Javier trabaja de sol a sol. Sin parar. Sus manos callosas y tenaces. Su cara ajada por el sol no le es pretexto para seguir trabajando. Y es que ser agricultor es más que el trabajo físico del campo. Es ser publicista, ingeniero, contador, administrador, jardinero, vendedor, albañil, ecólogo, biólogo y sobre todo paciente. El pequeño granjero tiene que tener habilidades que a nadie más se le exigen y que sin ellas sus tareas serían fallidas desde el principio. El campo no es para los expertos sino para los arriesgados. El clima, las pestes, las variaciones del mercado, el cuerpo cansado, los sistemas de riego fallan, el contrato que cancelan, los impuestos, la tierra. Nada que pueda se controlar, todo se puede perder. ¿Qué otra labor exige tanto y da tan poco?
El trabajo del campo es ingrato
La gente me miraba raro cuando le decía que quería ser granjero. Sabían que yo era un ignorante y un soñador. Pero sobre todo, sabían que el trabajo de la tierra es ingrato. Un ingratitud oculta. Pocos le da gracias a nuestros campesinos, casi nadie les paga bien, y son menos los que les tratan con respeto. Y sin embargo, ellos con sus salarios anémicos, sus manos acorazadas y sus días encorvados quitando maleza, siguen amarrados a una labor tan demandante.
Yo no sirvo para eso. No doy la talla. Soy insuficiente para superar a Javier, inclusive para seguirle el paso por más de un par de días. Me duelen las rodillas y la espalda no más de verlo. Estar sentado en un escritorio no me ayuda, aunque creo que mi mayor desventaja es mis ideas románticas de una era pastoral que no volverá.
Soñaba con una integración de la ciudad y el campo. Con una agricultura distribuida. Ser un pionero de ideas recicladas. Pero no me da el pellejo. Soy muy citadino, muy viejo y sobre todo muy cobarde. El campo es para gente con un ánimo que soporta condiciones muy adversas del clima, el mercado y el ecosistema. Con la capacidad de lidiar con uno de los sistemas más complejos que he estudiado. Se necesita más coraje del que poseo para lanzarme a esta agua desconocida.

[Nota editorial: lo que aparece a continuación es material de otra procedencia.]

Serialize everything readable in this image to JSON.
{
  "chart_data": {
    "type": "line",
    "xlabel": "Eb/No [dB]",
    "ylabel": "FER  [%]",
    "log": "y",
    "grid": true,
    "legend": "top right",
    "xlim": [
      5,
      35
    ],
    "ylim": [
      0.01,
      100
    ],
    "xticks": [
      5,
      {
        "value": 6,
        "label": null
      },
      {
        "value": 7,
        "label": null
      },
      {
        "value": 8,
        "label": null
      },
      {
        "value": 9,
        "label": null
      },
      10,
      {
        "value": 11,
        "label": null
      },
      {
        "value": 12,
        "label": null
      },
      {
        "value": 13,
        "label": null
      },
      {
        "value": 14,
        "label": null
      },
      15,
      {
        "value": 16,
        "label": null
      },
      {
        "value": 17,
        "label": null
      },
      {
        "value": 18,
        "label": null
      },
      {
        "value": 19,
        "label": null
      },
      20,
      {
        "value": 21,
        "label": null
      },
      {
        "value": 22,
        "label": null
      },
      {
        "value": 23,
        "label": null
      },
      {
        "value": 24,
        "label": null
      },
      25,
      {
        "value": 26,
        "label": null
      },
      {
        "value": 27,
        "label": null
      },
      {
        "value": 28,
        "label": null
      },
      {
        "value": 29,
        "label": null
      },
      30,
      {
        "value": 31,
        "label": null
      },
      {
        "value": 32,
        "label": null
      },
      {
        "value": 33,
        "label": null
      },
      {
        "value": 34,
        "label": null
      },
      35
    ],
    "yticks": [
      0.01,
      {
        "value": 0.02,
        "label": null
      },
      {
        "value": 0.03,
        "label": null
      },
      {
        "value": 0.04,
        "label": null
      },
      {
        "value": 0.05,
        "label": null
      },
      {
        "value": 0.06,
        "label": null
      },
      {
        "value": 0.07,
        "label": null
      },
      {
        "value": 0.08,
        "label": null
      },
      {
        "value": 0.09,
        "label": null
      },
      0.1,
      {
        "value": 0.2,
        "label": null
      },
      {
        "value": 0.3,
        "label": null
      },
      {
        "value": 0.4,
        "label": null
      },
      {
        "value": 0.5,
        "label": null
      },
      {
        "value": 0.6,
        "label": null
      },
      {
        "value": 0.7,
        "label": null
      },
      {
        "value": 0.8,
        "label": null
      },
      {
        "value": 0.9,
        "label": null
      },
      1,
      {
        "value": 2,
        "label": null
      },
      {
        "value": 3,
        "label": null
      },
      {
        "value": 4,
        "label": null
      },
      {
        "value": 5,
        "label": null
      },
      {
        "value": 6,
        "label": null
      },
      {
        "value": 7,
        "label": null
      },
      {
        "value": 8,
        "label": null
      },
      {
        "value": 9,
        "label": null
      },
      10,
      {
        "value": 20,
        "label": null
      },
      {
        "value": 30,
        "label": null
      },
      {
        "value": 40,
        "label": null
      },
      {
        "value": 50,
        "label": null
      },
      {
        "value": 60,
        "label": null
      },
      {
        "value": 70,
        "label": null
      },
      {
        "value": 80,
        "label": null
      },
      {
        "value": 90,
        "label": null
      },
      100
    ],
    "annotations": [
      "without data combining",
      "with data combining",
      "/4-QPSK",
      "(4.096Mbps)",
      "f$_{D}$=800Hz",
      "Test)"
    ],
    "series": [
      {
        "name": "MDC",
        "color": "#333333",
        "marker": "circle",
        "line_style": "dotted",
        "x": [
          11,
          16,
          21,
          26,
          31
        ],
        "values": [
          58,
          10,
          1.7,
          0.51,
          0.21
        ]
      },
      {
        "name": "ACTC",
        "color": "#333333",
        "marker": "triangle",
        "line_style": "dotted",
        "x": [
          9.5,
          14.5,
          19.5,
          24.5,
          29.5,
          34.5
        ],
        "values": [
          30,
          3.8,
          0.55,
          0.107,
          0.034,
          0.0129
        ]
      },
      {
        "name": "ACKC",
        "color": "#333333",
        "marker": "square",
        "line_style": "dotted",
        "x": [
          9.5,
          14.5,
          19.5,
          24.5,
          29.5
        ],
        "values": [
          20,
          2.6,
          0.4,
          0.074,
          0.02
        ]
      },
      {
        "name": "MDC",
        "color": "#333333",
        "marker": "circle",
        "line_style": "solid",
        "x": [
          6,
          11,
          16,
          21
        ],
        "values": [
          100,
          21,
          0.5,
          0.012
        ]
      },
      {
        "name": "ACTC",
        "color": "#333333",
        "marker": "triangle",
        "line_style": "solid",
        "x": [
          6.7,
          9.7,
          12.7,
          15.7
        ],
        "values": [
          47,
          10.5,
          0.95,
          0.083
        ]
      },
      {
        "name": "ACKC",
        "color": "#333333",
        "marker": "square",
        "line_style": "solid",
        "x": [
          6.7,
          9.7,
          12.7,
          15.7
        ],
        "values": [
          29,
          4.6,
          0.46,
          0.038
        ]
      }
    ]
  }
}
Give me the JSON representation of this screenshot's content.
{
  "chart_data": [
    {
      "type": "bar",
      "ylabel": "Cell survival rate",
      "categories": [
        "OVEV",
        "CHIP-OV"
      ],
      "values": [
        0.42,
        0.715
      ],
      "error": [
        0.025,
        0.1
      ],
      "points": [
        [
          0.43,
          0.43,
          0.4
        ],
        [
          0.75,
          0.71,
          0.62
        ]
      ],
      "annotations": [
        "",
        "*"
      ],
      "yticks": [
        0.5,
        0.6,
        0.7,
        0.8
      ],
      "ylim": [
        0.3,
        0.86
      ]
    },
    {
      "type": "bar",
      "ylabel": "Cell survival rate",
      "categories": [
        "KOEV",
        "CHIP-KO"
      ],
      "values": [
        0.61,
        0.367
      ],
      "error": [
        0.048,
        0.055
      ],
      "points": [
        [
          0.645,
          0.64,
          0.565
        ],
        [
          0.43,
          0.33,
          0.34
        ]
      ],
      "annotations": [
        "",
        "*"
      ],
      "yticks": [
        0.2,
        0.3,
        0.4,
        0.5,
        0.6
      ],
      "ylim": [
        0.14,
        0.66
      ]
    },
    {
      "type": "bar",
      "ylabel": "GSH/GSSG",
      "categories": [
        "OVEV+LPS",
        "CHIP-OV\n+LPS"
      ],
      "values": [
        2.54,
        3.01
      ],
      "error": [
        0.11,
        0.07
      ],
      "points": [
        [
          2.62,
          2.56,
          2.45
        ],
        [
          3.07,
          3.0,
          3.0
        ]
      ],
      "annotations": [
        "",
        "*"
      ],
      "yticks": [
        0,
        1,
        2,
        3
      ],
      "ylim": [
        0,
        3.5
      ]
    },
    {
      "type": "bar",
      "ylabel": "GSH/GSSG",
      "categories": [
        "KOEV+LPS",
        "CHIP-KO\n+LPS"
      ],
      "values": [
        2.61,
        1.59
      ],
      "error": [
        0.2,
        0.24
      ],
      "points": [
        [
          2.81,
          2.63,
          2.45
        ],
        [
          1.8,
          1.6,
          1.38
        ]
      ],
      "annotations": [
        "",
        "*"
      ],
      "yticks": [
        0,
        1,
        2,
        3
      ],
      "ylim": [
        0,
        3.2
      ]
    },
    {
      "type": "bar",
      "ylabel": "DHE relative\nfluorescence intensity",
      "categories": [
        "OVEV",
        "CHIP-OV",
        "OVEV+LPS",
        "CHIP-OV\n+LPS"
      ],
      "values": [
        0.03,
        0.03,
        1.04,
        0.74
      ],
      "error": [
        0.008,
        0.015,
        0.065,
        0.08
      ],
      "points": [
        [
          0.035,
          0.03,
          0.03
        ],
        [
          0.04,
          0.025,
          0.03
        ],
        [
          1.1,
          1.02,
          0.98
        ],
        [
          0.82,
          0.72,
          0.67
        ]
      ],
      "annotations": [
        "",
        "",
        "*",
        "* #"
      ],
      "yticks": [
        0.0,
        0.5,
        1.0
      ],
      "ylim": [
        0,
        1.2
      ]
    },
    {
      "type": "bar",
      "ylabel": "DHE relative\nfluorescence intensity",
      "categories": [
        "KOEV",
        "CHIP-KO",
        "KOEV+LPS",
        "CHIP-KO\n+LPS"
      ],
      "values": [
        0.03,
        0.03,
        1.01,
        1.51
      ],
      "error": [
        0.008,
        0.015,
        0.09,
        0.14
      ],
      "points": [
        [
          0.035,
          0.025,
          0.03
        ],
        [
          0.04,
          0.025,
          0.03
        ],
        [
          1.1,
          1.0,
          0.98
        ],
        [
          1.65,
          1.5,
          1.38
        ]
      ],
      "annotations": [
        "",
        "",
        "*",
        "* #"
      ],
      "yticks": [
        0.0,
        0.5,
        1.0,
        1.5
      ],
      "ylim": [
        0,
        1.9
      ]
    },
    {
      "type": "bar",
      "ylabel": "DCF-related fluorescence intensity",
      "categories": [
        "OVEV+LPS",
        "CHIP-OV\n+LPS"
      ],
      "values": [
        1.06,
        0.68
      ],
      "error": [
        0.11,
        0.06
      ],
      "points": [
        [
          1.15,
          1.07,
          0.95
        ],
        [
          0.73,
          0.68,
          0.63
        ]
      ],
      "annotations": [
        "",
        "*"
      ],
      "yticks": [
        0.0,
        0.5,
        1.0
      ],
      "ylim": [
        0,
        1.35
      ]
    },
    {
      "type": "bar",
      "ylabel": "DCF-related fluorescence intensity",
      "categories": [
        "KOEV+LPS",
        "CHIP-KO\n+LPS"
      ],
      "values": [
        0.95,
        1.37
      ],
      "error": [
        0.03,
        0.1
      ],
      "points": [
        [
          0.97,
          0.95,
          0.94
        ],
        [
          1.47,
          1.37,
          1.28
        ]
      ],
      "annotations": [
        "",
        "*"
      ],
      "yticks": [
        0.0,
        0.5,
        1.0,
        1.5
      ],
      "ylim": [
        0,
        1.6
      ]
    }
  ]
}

Gracias a Javier por ser lo que es y mostrarme lo que no puedo ser. Como consumidor, ahora más que antes, sé que debo comprarles más a los pequeños granjeros que desafían al sistema de alimentos, apreciar su trabajo pagándoles mejor que lo se paga a los supermercados, e incentivarles a que sigan usando más prácticas regenerativas. Es lo menos que puedo hacer.
El trabajo del campo es vital
Sin el campesino, por lo menos hasta que los robots crezcan toda nuestra comida (cosa que pasará en los próximos 50 años), son las manos como las de Javier las que harán que la biología vegetal y animal sigan creando vida para poder mantener nuestros espíritus dentro de nuestra escudo corporal.
El problema es que cada vez hay menos Javieres y más Jorges. Necesitamos más agricultores. Muchos más. Millones. Los necesitamos funcionando mejor que antes. El cambio climático y el aumento de la población necesitan de grandes inversiones en la agricultura. Mejores prácticas, mejor tecnología, mejores salarios. Elevar a nuestros campesinos, granjeros y rancheros.
En conclusión, y para aquellos que aún no lo han leído entre líneas, no creo que en un futuro cercano decida ser agricultor. Más esto no me aleja del campo, de la comida y del sistema de alimentos. Seguiré con mi lucha por compartir tanto como pueda sobre sostenibilidad, consumo consciente y sistemas distribuidos. Mi azadón será mi teclado. Mi bolsillo será mi voto. Mi cena será un tributo a aquellos como Javier.
Seré granjero de nombre, y animador de profesión.